Esther also thanks Dr Cecilia Nembou, the then university president and Pokana Gima of the Port Moresby campus for not giving up on her. She finally completed the last two units in 2020 while working as HR manager at Total Waste Management, a job she still holds today.
How does she manage?
“I have greatly improved – no major attacks for over two years now. I know my triggers and when I need to go to the hospital, I drive myself there. They hospital staff know me well and I thank the PomGen emergency department and Paradise Private Hospital for their assistance when I need urgent medication.
“My present employer is very supportive unlike before when I had faced so much discrimination at the work place.
What of the future?
“People ask me how I did it (graduate with the MBA) and how I feel about it and I tell them this: Persistence – never give up. When it comes to individual progress, you are your own boss. I am now able to understand people around me better.
She is also requesting employers and employees alike to recognise and support people living with asthma.

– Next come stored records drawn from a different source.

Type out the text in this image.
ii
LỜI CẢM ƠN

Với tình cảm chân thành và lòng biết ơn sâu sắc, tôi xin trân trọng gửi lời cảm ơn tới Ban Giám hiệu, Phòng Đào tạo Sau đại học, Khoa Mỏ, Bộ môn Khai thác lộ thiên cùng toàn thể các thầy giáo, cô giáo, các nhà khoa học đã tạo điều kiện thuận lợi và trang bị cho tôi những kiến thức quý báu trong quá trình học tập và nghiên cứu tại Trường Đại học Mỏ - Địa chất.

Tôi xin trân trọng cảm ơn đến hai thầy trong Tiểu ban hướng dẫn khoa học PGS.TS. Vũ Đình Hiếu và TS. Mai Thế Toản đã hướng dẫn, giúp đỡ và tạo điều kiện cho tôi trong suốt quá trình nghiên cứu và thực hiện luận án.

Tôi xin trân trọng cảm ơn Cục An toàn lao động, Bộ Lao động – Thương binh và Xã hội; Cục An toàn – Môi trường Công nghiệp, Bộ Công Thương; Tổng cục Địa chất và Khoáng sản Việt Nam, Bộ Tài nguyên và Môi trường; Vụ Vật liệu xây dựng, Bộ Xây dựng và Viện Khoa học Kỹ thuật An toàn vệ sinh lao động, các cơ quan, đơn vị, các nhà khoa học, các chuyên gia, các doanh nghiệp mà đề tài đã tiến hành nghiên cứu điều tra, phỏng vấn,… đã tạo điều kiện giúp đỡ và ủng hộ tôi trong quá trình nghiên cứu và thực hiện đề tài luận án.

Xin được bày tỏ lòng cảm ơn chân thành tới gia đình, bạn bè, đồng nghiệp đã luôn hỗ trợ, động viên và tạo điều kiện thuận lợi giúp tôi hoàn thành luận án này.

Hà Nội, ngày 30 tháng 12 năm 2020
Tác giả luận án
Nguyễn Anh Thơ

“We can and will deliver in workplaces. We just need to have a better understanding of what the challenges are. In addition, a better understanding of the illness and proper policies to assist people like this go a long way in contributing to their workplaces, families and country as a whole.
“My aim to share my story is so not only women but men alike would appreciate that achieving success is not about perfection but about progress and working your way up despite struggles in life.
“It is a very long journey full of emotions and hard work. I still find myself emotional after talking about this.”